En outre, même si l’enquête a pour objectif d’étudier sociologiquement la culture d’un groupe, des apports seront recherchés du côté de l’anthropologie puisque c’est à cette discipline qu’on doit la première définition du concept. Pour l’anthropologie, la culture renvoie à [(…) l’ensemble des significations, représentations et valeurs plus ou moins codifiées, dont on se sert pour agir et se faire comprendre dans les échanges (…)] (Sainsaulieu, 1988, p. 11-12). C’est un concept assez large qui fait référence aux symboles, aux objets, aux comportements et à la manière de penser partagés par un groupe plus ou moins important voire par la société dans son ensemble. La culture s’acquiert, elle se transmet par apprentissage, elle n’est donc pas héréditaire. Edward B. Tylor (1876-1878) – tout comme

Claude Lévi-Strauss (1964) - s’intéresse en particulier aux persistances culturelles puisque, selon lui, c’est en analysant ces dernières qu’il est possible de reconstruire le système culturel d’origine (Cuche, 1996). Considérant chaque culture comme unique, Boas était attiré par ce qui fait la singularité d’une culture. Pour lui, chaque culture fait partie d’un ensemble plus large. Par conséquent, il cherche avant tout à comprendre les faits culturels par rapport à l’ensemble auxquels ils se rattachent et pas seulement à les décrire.

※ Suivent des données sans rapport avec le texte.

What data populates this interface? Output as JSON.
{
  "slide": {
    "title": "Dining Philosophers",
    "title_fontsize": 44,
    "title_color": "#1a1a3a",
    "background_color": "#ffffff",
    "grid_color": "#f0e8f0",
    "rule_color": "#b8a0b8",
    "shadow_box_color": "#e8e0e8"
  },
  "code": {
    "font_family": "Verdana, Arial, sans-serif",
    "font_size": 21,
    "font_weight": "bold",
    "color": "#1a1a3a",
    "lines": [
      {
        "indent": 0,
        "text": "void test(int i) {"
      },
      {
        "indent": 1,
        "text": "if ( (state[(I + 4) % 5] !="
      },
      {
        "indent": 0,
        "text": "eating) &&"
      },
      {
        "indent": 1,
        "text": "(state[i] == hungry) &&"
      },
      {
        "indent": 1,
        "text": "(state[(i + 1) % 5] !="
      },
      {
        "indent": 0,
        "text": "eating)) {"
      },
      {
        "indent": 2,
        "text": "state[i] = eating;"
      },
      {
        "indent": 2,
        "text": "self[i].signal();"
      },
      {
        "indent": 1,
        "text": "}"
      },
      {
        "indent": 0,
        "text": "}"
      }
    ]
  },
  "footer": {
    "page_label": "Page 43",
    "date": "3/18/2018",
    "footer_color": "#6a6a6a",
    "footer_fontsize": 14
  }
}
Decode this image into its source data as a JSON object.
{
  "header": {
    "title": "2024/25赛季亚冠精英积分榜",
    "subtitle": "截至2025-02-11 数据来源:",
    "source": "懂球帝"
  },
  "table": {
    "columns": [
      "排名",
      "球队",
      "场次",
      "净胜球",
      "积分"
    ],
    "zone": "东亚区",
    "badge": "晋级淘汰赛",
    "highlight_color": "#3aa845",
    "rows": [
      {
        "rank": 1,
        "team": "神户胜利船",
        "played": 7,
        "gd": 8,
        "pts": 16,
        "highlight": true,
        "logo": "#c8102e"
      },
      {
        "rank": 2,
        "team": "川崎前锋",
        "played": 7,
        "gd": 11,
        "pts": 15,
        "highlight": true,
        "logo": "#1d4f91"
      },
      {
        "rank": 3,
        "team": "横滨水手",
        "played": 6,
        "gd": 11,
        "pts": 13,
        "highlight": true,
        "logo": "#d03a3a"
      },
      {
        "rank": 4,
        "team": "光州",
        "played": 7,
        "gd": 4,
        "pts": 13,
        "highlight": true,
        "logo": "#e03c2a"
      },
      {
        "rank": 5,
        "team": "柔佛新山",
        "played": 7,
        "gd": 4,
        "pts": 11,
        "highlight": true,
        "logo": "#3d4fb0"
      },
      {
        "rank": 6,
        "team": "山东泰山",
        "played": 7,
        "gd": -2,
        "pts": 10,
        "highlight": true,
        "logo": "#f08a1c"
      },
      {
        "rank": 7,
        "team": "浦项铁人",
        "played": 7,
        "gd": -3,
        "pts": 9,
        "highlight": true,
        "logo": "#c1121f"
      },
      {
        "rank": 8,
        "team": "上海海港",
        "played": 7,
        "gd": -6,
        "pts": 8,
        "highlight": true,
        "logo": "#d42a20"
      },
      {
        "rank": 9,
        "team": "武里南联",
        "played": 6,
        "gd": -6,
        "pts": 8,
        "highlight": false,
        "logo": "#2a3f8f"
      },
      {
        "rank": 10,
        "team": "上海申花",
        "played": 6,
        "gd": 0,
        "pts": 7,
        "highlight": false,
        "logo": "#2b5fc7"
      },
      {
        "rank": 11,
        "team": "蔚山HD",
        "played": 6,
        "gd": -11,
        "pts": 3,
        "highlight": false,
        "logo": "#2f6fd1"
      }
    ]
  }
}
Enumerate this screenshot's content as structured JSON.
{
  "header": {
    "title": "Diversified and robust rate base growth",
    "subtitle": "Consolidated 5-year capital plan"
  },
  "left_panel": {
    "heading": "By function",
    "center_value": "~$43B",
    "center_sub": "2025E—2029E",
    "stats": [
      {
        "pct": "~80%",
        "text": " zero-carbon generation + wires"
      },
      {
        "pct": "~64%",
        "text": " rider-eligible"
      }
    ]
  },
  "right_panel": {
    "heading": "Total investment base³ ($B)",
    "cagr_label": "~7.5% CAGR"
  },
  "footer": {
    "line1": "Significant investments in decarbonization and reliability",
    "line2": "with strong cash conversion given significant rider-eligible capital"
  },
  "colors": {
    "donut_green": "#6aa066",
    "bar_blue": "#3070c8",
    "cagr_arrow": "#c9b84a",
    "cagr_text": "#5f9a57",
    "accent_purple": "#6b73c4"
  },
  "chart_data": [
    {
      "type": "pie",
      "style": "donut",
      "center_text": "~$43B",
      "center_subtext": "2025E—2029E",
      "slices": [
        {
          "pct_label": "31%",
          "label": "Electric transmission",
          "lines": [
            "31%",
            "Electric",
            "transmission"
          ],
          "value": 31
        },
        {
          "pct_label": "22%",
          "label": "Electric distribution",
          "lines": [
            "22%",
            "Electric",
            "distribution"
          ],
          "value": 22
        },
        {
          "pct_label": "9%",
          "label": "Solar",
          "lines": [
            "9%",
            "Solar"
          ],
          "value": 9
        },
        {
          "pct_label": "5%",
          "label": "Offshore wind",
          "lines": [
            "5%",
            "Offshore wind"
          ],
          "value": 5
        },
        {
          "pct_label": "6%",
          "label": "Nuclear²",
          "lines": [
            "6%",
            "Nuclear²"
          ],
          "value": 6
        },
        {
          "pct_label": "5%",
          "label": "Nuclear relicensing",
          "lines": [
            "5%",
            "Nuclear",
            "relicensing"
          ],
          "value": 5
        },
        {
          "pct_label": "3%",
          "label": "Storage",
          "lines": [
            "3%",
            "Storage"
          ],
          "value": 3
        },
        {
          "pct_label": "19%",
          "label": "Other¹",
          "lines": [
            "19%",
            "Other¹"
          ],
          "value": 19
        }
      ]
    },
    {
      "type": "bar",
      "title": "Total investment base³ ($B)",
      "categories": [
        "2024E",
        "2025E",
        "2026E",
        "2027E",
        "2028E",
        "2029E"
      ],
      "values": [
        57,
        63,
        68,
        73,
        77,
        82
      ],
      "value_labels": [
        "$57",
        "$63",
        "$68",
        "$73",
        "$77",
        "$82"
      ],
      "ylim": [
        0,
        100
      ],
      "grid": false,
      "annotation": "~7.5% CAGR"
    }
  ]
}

Il pense qu’une coutume ne peut être comprise que par référence à son système culturel. Chaque culture a ses propres particularités qui se retrouvent dans différentes manifestations comme la langue, les croyances ou encore les coutumes, etc. (Cuche, 1996).

Pour la plupart des anthropologues américains, la culture n’existe pas indépendamment de l’individu. L’hypothèse qu’ils formulent est que chaque culture est à l’origine d’un certain type de comportement commun à un ensemble d’individus faisant partie d’une culture déterminée. Chaque culture est donc singulière et différente des autres et elle propose à chaque individu un modèle de vie à suivre (Cuche, p. 35, 36). Ce qui n’est pas totalement accepté par les anthropologues se réclamant de l’école « culture et personnalité » ; pour ces derniers, ce qui définit la culture, ce sont les individus qui la font vivre. L’individu et la culture représentent deux entités différentes mais dépendantes l’une de l’autre. L’individu vit singulièrement le rapport qu’il entretient avec la culture de son groupe ou de sa société et les différences individuelles permettent une dynamique interne de la culture (Cuche, p. 40).